Serrande abbassate dalle 18.30 alle 6 del mattino per trenta giorni. È la misura decisa dal Comune di Varese nei confronti di tre attività commerciali tra il centro e la zona delle stazioni, con l’obiettivo di contrastare situazioni di degrado e disturbo alla quiete pubblica legate anche all’abuso di alcol.
Il provvedimento è contenuto in un’ordinanza contingibile e urgente firmata dal sindaco Davide Galimberti e riguarda l’attività artigianale Imperator di via Como 26, il pubblico esercizio King’s Cross di via Casula 11 e il minimarket Bangladesh Bazar di piazza Repubblica 5.
Alla base della decisione c’è una serie di episodi e contestazioni accumulatisi nel tempo. Secondo quanto riportato nell’atto, le tre attività erano già finite all’attenzione delle forze dell’ordine e della Polizia Locale, con verbali per la vendita da asporto di alcolici negli orari vietati o, in alcuni casi, con sospensioni della licenza disposte dal Questore in seguito a disordini verificatisi all’interno dei locali.
Una situazione che, secondo il Comune, non sarebbe stata risolta dalle limitazioni già introdotte sul consumo e sulla vendita di alcolici né dalla vigilanza rafforzata prevista nell’area dalla Prefettura.
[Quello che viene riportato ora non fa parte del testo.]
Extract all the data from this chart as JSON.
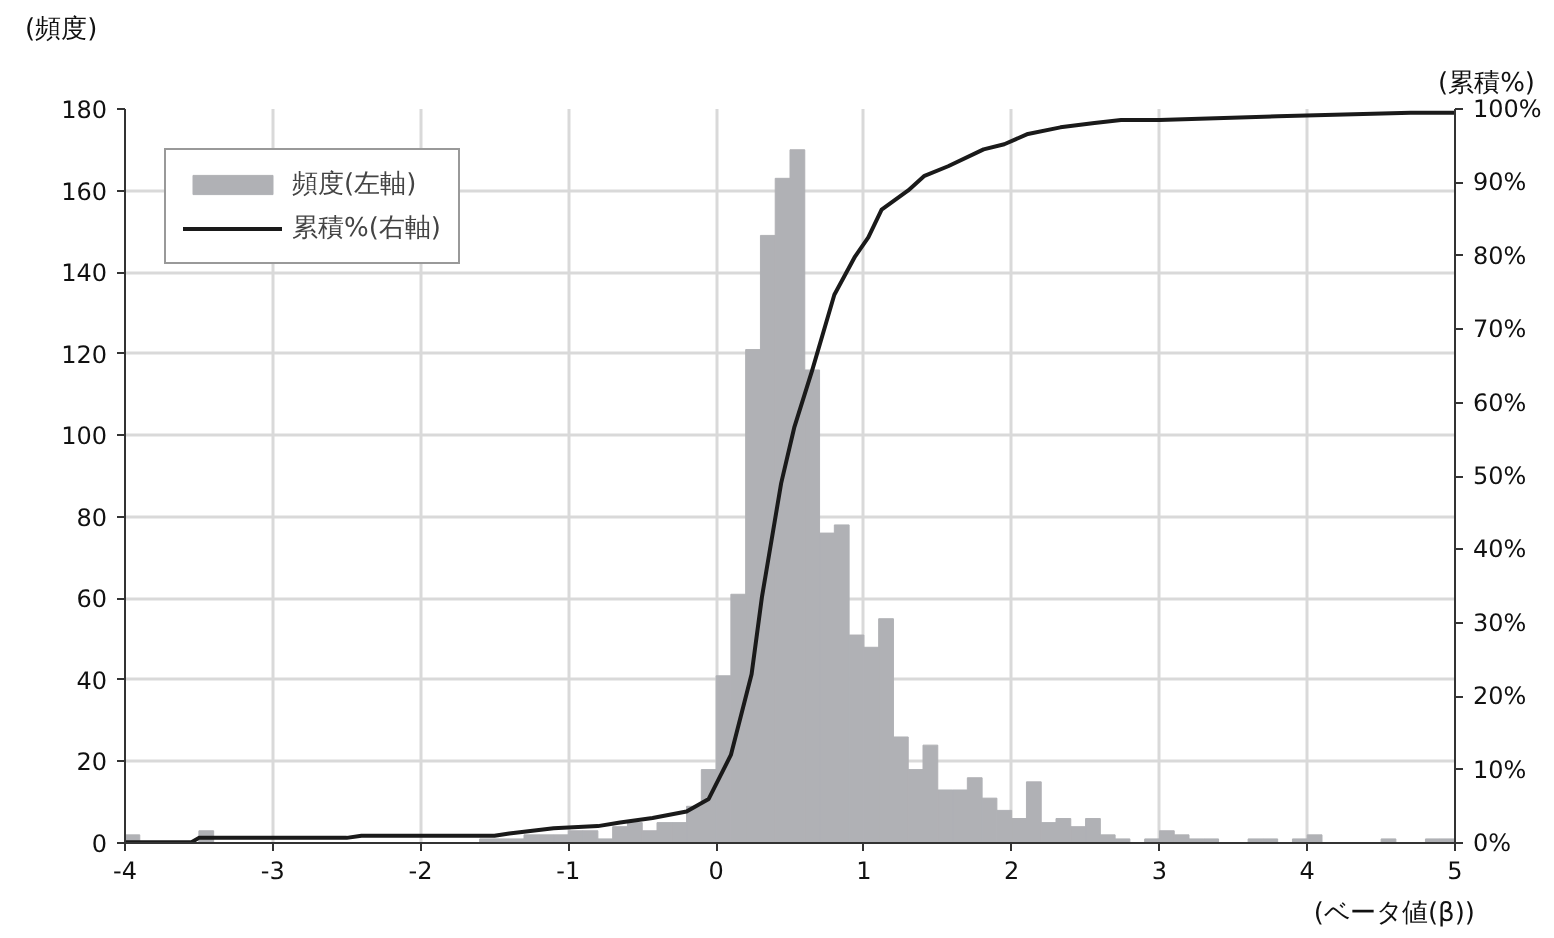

Nelle vicinanze delle attività avrebbero infatti continuato a verificarsi episodi di disturbo, accompagnati dalle segnalazioni dei residenti.
Da qui la scelta di intervenire con una limitazione più severa degli orari. L’ordinanza è stata notificata ai titolari e trasmessa a Prefettura e forze dell’ordine, chiamate a vigilare sul rispetto delle prescrizioni.
Per chi non osserverà il provvedimento sono previste sanzioni da 25 a 500 euro. In caso di violazioni reiterate potrà inoltre scattare la sospensione dell’attività.